Dixit Dominus (Haendel)

œuvre sacrée de Georg Friedrich Haendel

Le Dixit Dominus, HWV 232 est une œuvre sacrée de Georg Friedrich Haendel dont le texte est emprunté au psaume 110[2].

Dixit Dominus de Haendel
HWV 232
Image illustrative de l’article Dixit Dominus (Haendel)
Portrait du compositeur Georg Friedrich Haendel, jeune homme, à l'époque de la composition de l'oeuvre.

Genre Oratorio
Nb. de mouvements 9
Musique Georg Friedrich Haendel
Texte Psaume 110 (109)
Langue originale Latin
Effectif solistes, choeur à cinq voix, orchestre de quatre violons, deux altos et basse continue
Durée approximative 35 mn
Dates de composition avril 1707
Commanditaire Cardinal Carlo Colonna
Partition autographe Conservée à Münster
Publication 1867[1]
éditeur inconnu
Création 16 juillet 1707
Basilique Santa Maria in Montesanto, Rome

En 1706, Haendel entame un voyage de trois ans en Italie qui le conduira à Rome, Florence, Naples et Venise. C'est à Rome, en , qu'il achève la composition de son Dixit Dominus.

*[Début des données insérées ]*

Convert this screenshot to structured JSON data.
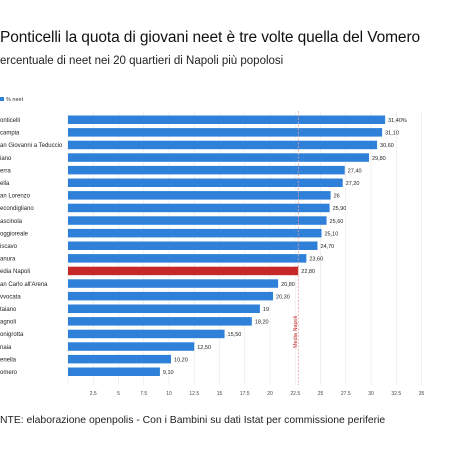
{
  "title": "Ponticelli la quota di giovani neet è tre volte quella del Vomero",
  "subtitle": "ercentuale di neet nei 20 quartieri di Napoli più popolosi",
  "source": "NTE: elaborazione openpolis - Con i Bambini su dati Istat per commissione periferie",
  "colors": {
    "bar": "#2f80d8",
    "highlight": "#c62828",
    "reference": "#e8a0a0",
    "grid": "#e6e6e6"
  },
  "chart_data": {
    "type": "bar",
    "orientation": "horizontal",
    "legend": "% neet",
    "legend_position": "top-left",
    "categories": [
      "onticelli",
      "campia",
      "an Giovanni a Teduccio",
      "iano",
      "erra",
      "ella",
      "an Lorenzo",
      "econdigliano",
      "ascinola",
      "oggioreale",
      "iscavo",
      "anura",
      "edia Napoli",
      "an Carlo all'Arena",
      "vvocata",
      "taiano",
      "agnoli",
      "onigrotta",
      "naia",
      "enella",
      "omero"
    ],
    "values": [
      31.4,
      31.1,
      30.6,
      29.8,
      27.4,
      27.2,
      26,
      25.9,
      25.6,
      25.1,
      24.7,
      23.6,
      22.8,
      20.8,
      20.3,
      19,
      18.2,
      15.5,
      12.5,
      10.2,
      9.1
    ],
    "value_labels": [
      "31,40%",
      "31,10",
      "30,60",
      "29,80",
      "27,40",
      "27,20",
      "26",
      "25,90",
      "25,60",
      "25,10",
      "24,70",
      "23,60",
      "22,80",
      "20,80",
      "20,30",
      "19",
      "18,20",
      "15,50",
      "12,50",
      "10,20",
      "9,10"
    ],
    "highlight_category": "edia Napoli",
    "reference_line": {
      "value": 22.8,
      "label": "Media Napoli"
    },
    "xlim": [
      0,
      36
    ],
    "xticks": [
      0,
      2.5,
      5,
      7.5,
      10,
      12.5,
      15,
      17.5,
      20,
      22.5,
      25,
      27.5,
      30,
      32.5,
      35
    ],
    "xtick_labels": [
      "",
      "2.5",
      "5",
      "7.5",
      "10",
      "12.5",
      "15",
      "17.5",
      "20",
      "22.5",
      "25",
      "27.5",
      "30",
      "32.5",
      "35"
    ],
    "grid": true
  }
}
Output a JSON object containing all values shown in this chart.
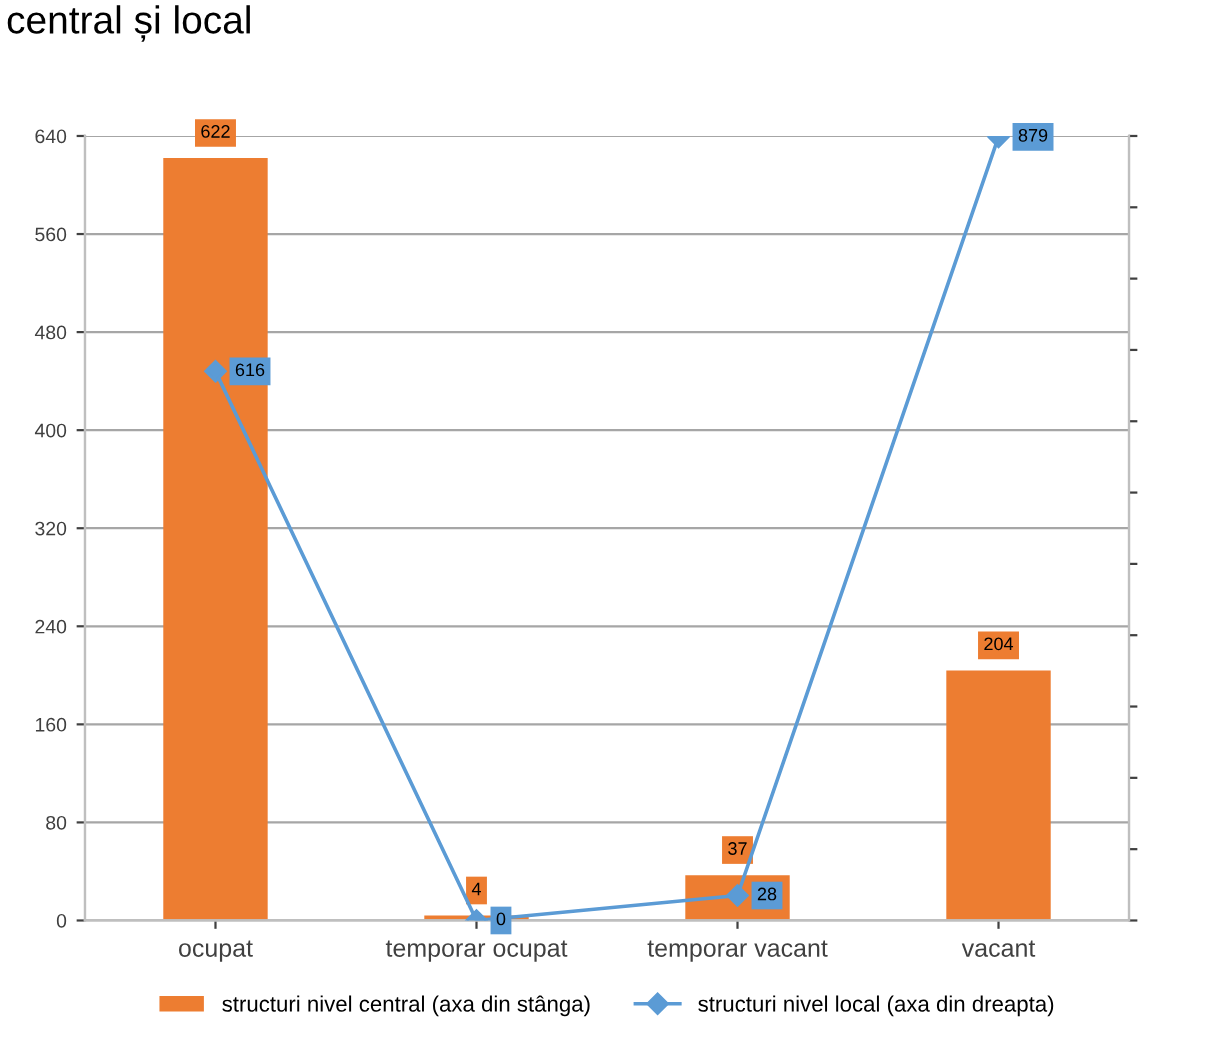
{
  "chart_data": {
    "type": "bar",
    "title": "central și local",
    "categories": [
      "ocupat",
      "temporar ocupat",
      "temporar vacant",
      "vacant"
    ],
    "series": [
      {
        "name": "structuri nivel central (axa din stânga)",
        "color": "#ed7d31",
        "values": [
          622,
          4,
          37,
          204
        ]
      },
      {
        "name": "structuri nivel local (axa din dreapta)",
        "type": "line",
        "axis": "y2",
        "color": "#5b9bd5",
        "marker": "diamond",
        "values": [
          616,
          0,
          28,
          879
        ]
      }
    ],
    "ylim": [
      0,
      640
    ],
    "yticks": [
      0,
      80,
      160,
      240,
      320,
      400,
      480,
      560,
      640
    ],
    "y2lim": [
      0,
      880
    ],
    "y2ticks": [
      {
        "value": 0,
        "label": null
      },
      {
        "value": 80,
        "label": null
      },
      {
        "value": 160,
        "label": null
      },
      {
        "value": 240,
        "label": null
      },
      {
        "value": 320,
        "label": null
      },
      {
        "value": 400,
        "label": null
      },
      {
        "value": 480,
        "label": null
      },
      {
        "value": 560,
        "label": null
      },
      {
        "value": 640,
        "label": null
      },
      {
        "value": 720,
        "label": null
      },
      {
        "value": 800,
        "label": null
      },
      {
        "value": 880,
        "label": null
      }
    ],
    "grid": "y",
    "legend": "bottom",
    "data_labels": true
  }
}
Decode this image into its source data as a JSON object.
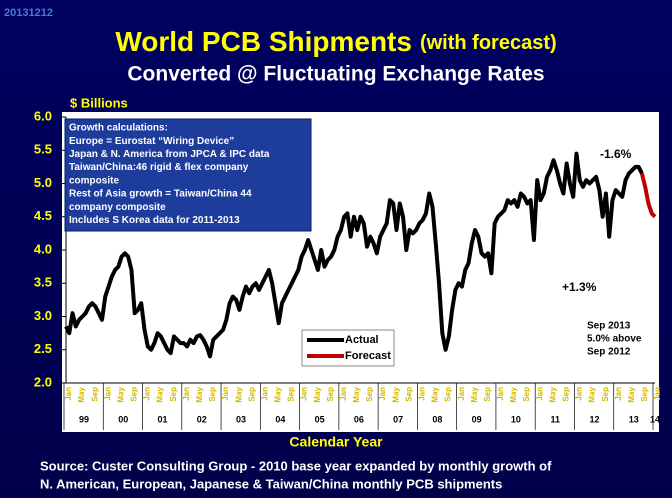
{
  "chart_data": {
    "type": "line",
    "stamp": "20131212",
    "title": "World PCB Shipments",
    "title_suffix": "(with forecast)",
    "subtitle": "Converted @ Fluctuating Exchange Rates",
    "y_axis_label": "$ Billions",
    "x_axis_label": "Calendar Year",
    "ylim": [
      2.0,
      6.0
    ],
    "yticks": [
      {
        "value": 2.0,
        "label": "2.0"
      },
      {
        "value": 2.5,
        "label": "2.5"
      },
      {
        "value": 3.0,
        "label": "3.0"
      },
      {
        "value": 3.5,
        "label": "3.5"
      },
      {
        "value": 4.0,
        "label": "4.0"
      },
      {
        "value": 4.5,
        "label": "4.5"
      },
      {
        "value": 5.0,
        "label": "5.0"
      },
      {
        "value": 5.5,
        "label": "5.5"
      },
      {
        "value": 6.0,
        "label": "6.0"
      }
    ],
    "categories": [
      "Jan",
      null,
      null,
      null,
      "May",
      null,
      null,
      null,
      "Sep",
      null,
      null,
      null,
      "Jan",
      null,
      null,
      null,
      "May",
      null,
      null,
      null,
      "Sep",
      null,
      null,
      null,
      "Jan",
      null,
      null,
      null,
      "May",
      null,
      null,
      null,
      "Sep",
      null,
      null,
      null,
      "Jan",
      null,
      null,
      null,
      "May",
      null,
      null,
      null,
      "Sep",
      null,
      null,
      null,
      "Jan",
      null,
      null,
      null,
      "May",
      null,
      null,
      null,
      "Sep",
      null,
      null,
      null,
      "Jan",
      null,
      null,
      null,
      "May",
      null,
      null,
      null,
      "Sep",
      null,
      null,
      null,
      "Jan",
      null,
      null,
      null,
      "May",
      null,
      null,
      null,
      "Sep",
      null,
      null,
      null,
      "Jan",
      null,
      null,
      null,
      "May",
      null,
      null,
      null,
      "Sep",
      null,
      null,
      null,
      "Jan",
      null,
      null,
      null,
      "May",
      null,
      null,
      null,
      "Sep",
      null,
      null,
      null,
      "Jan",
      null,
      null,
      null,
      "May",
      null,
      null,
      null,
      "Sep",
      null,
      null,
      null,
      "Jan",
      null,
      null,
      null,
      "May",
      null,
      null,
      null,
      "Sep",
      null,
      null,
      null,
      "Jan",
      null,
      null,
      null,
      "May",
      null,
      null,
      null,
      "Sep",
      null,
      null,
      null,
      "Jan",
      null,
      null,
      null,
      "May",
      null,
      null,
      null,
      "Sep",
      null,
      null,
      null,
      "Jan",
      null,
      null,
      null,
      "May",
      null,
      null,
      null,
      "Sep",
      null,
      null,
      null,
      "Jan",
      null,
      null,
      null,
      "May",
      null,
      null,
      null,
      "Sep",
      null,
      null,
      null,
      "Jan"
    ],
    "years": [
      "99",
      "00",
      "01",
      "02",
      "03",
      "04",
      "05",
      "06",
      "07",
      "08",
      "09",
      "10",
      "11",
      "12",
      "13",
      "14"
    ],
    "series": [
      {
        "name": "Actual",
        "color": "#000000",
        "values": [
          2.85,
          2.75,
          3.05,
          2.85,
          2.95,
          3.0,
          3.05,
          3.15,
          3.2,
          3.15,
          3.05,
          2.95,
          3.3,
          3.45,
          3.6,
          3.7,
          3.75,
          3.9,
          3.95,
          3.9,
          3.7,
          3.05,
          3.1,
          3.2,
          2.8,
          2.55,
          2.5,
          2.6,
          2.75,
          2.7,
          2.6,
          2.5,
          2.45,
          2.7,
          2.65,
          2.6,
          2.6,
          2.55,
          2.65,
          2.6,
          2.7,
          2.72,
          2.65,
          2.55,
          2.4,
          2.65,
          2.7,
          2.75,
          2.8,
          2.95,
          3.2,
          3.3,
          3.25,
          3.1,
          3.3,
          3.45,
          3.35,
          3.45,
          3.5,
          3.4,
          3.5,
          3.6,
          3.7,
          3.5,
          3.2,
          2.9,
          3.2,
          3.3,
          3.4,
          3.5,
          3.6,
          3.7,
          3.9,
          4.0,
          4.15,
          4.0,
          3.85,
          3.7,
          4.0,
          3.75,
          3.85,
          3.9,
          4.0,
          4.2,
          4.3,
          4.5,
          4.55,
          4.2,
          4.5,
          4.3,
          4.5,
          4.4,
          4.05,
          4.2,
          4.1,
          3.95,
          4.2,
          4.3,
          4.4,
          4.75,
          4.7,
          4.3,
          4.7,
          4.5,
          4.0,
          4.3,
          4.25,
          4.3,
          4.4,
          4.45,
          4.55,
          4.85,
          4.65,
          4.1,
          3.5,
          2.75,
          2.5,
          2.7,
          3.1,
          3.4,
          3.5,
          3.45,
          3.7,
          3.8,
          4.1,
          4.3,
          4.2,
          3.95,
          3.9,
          3.95,
          3.65,
          4.4,
          4.5,
          4.55,
          4.6,
          4.75,
          4.7,
          4.75,
          4.65,
          4.85,
          4.8,
          4.7,
          4.75,
          4.15,
          5.05,
          4.75,
          4.85,
          5.1,
          5.2,
          5.35,
          5.2,
          5.0,
          4.85,
          5.3,
          5.0,
          4.8,
          5.45,
          5.05,
          4.95,
          5.05,
          5.0,
          5.05,
          5.1,
          4.9,
          4.5,
          4.85,
          4.2,
          4.75,
          4.9,
          4.85,
          4.8,
          5.05,
          5.15,
          5.2,
          5.25,
          5.25,
          5.15,
          null,
          null,
          null,
          null
        ]
      },
      {
        "name": "Forecast",
        "color": "#c00000",
        "values": [
          null,
          null,
          null,
          null,
          null,
          null,
          null,
          null,
          null,
          null,
          null,
          null,
          null,
          null,
          null,
          null,
          null,
          null,
          null,
          null,
          null,
          null,
          null,
          null,
          null,
          null,
          null,
          null,
          null,
          null,
          null,
          null,
          null,
          null,
          null,
          null,
          null,
          null,
          null,
          null,
          null,
          null,
          null,
          null,
          null,
          null,
          null,
          null,
          null,
          null,
          null,
          null,
          null,
          null,
          null,
          null,
          null,
          null,
          null,
          null,
          null,
          null,
          null,
          null,
          null,
          null,
          null,
          null,
          null,
          null,
          null,
          null,
          null,
          null,
          null,
          null,
          null,
          null,
          null,
          null,
          null,
          null,
          null,
          null,
          null,
          null,
          null,
          null,
          null,
          null,
          null,
          null,
          null,
          null,
          null,
          null,
          null,
          null,
          null,
          null,
          null,
          null,
          null,
          null,
          null,
          null,
          null,
          null,
          null,
          null,
          null,
          null,
          null,
          null,
          null,
          null,
          null,
          null,
          null,
          null,
          null,
          null,
          null,
          null,
          null,
          null,
          null,
          null,
          null,
          null,
          null,
          null,
          null,
          null,
          null,
          null,
          null,
          null,
          null,
          null,
          null,
          null,
          null,
          null,
          null,
          null,
          null,
          null,
          null,
          null,
          null,
          null,
          null,
          null,
          null,
          null,
          null,
          null,
          null,
          null,
          null,
          null,
          null,
          null,
          null,
          null,
          null,
          null,
          null,
          null,
          null,
          null,
          null,
          null,
          null,
          null,
          5.15,
          4.95,
          4.7,
          4.55,
          4.5
        ]
      }
    ],
    "notes_box": [
      "Growth calculations:",
      "Europe = Eurostat “Wiring Device”",
      "Japan & N. America from JPCA & IPC data",
      "Taiwan/China:46 rigid & flex company",
      "composite",
      "Rest of Asia growth = Taiwan/China 44",
      "company composite",
      "Includes S Korea data for 2011-2013"
    ],
    "annotations": [
      "-1.6%",
      "+1.3%"
    ],
    "sep_note": [
      "Sep 2013",
      "5.0% above",
      "Sep 2012"
    ],
    "source": [
      "Source: Custer Consulting Group - 2010 base year expanded by monthly growth of",
      "N. American, European, Japanese & Taiwan/China monthly PCB shipments"
    ]
  }
}
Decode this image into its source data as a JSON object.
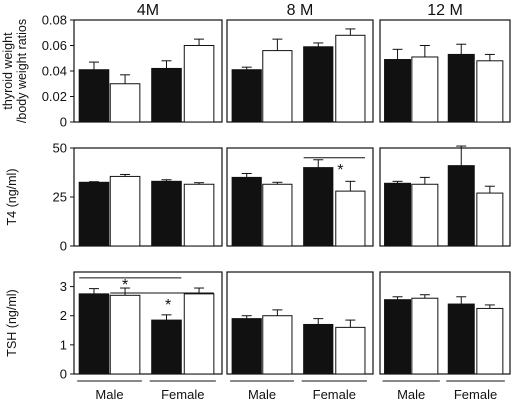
{
  "chart_data": {
    "type": "bar",
    "layout": "3x3 grid of bar charts; rows share y-axis, columns are ages",
    "columns": [
      "4M",
      "8 M",
      "12 M"
    ],
    "group_labels": [
      "Male",
      "Female"
    ],
    "bar_fills": [
      "#111111",
      "#ffffff"
    ],
    "rows": [
      {
        "ylabel": "thyroid weight /body weight ratios",
        "ylabel_lines": [
          "thyroid weight",
          "/body weight ratios"
        ],
        "ylim": [
          0,
          0.08
        ],
        "yticks": [
          "0",
          "0.02",
          "0.04",
          "0.06",
          "0.08"
        ],
        "ytick_values": [
          0,
          0.02,
          0.04,
          0.06,
          0.08
        ],
        "panels": [
          {
            "values": [
              0.041,
              0.03,
              0.042,
              0.06
            ],
            "errors": [
              0.006,
              0.007,
              0.006,
              0.005
            ]
          },
          {
            "values": [
              0.041,
              0.056,
              0.059,
              0.068
            ],
            "errors": [
              0.002,
              0.009,
              0.003,
              0.005
            ]
          },
          {
            "values": [
              0.049,
              0.051,
              0.053,
              0.048
            ],
            "errors": [
              0.008,
              0.009,
              0.008,
              0.005
            ]
          }
        ]
      },
      {
        "ylabel": "T4 (ng/ml)",
        "ylabel_lines": [
          "T4 (ng/ml)"
        ],
        "ylim": [
          0,
          50
        ],
        "yticks": [
          "0",
          "25",
          "50"
        ],
        "ytick_values": [
          0,
          25,
          50
        ],
        "panels": [
          {
            "values": [
              32.5,
              35.5,
              33,
              31.5
            ],
            "errors": [
              0.3,
              1,
              0.8,
              0.8
            ]
          },
          {
            "values": [
              35,
              31.5,
              40,
              28
            ],
            "errors": [
              2,
              1,
              4,
              5
            ],
            "annotations": [
              {
                "text": "*",
                "type": "bracket",
                "from_bar": 2,
                "to_bar": 3,
                "y": 45
              }
            ]
          },
          {
            "values": [
              32,
              31.5,
              41,
              27
            ],
            "errors": [
              1,
              3.5,
              10,
              3.5
            ]
          }
        ]
      },
      {
        "ylabel": "TSH (ng/ml)",
        "ylabel_lines": [
          "TSH (ng/ml)"
        ],
        "ylim": [
          0,
          3.5
        ],
        "yticks": [
          "0",
          "1",
          "2",
          "3"
        ],
        "ytick_values": [
          0,
          1,
          2,
          3
        ],
        "panels": [
          {
            "values": [
              2.75,
              2.7,
              1.85,
              2.75
            ],
            "errors": [
              0.18,
              0.25,
              0.18,
              0.2
            ],
            "annotations": [
              {
                "text": "*",
                "type": "bracket",
                "from_bar": 0,
                "to_bar": 2,
                "y": 3.3
              },
              {
                "text": "*",
                "type": "bracket",
                "from_bar": 1,
                "to_bar": 3,
                "y": 2.78
              }
            ]
          },
          {
            "values": [
              1.9,
              2.0,
              1.7,
              1.6
            ],
            "errors": [
              0.1,
              0.2,
              0.2,
              0.25
            ]
          },
          {
            "values": [
              2.55,
              2.6,
              2.4,
              2.25
            ],
            "errors": [
              0.1,
              0.12,
              0.25,
              0.12
            ]
          }
        ]
      }
    ]
  }
}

Désirant probablement impressionner ses protecteurs et bienfaiteurs romains (dont plusieurs cardinaux) qui l'avaient accueilli malgré sa confession luthérienne, Haendel, alors âgé de 22 ans, compose une œuvre originale qui, tout en rappelant certaines compositions chorales de Vivaldi, lui permet de faire une entrée remarquée sur la scène musicale.

La structure de l'œuvre, qui alterne ou conjugue chœurs et arias pour solistes (2 sopranos, contre-ténor, 2 ténors, basse) afin de souligner le contenu émotionnel du psaume, en fait une sorte de cantate sacrée en huit parties.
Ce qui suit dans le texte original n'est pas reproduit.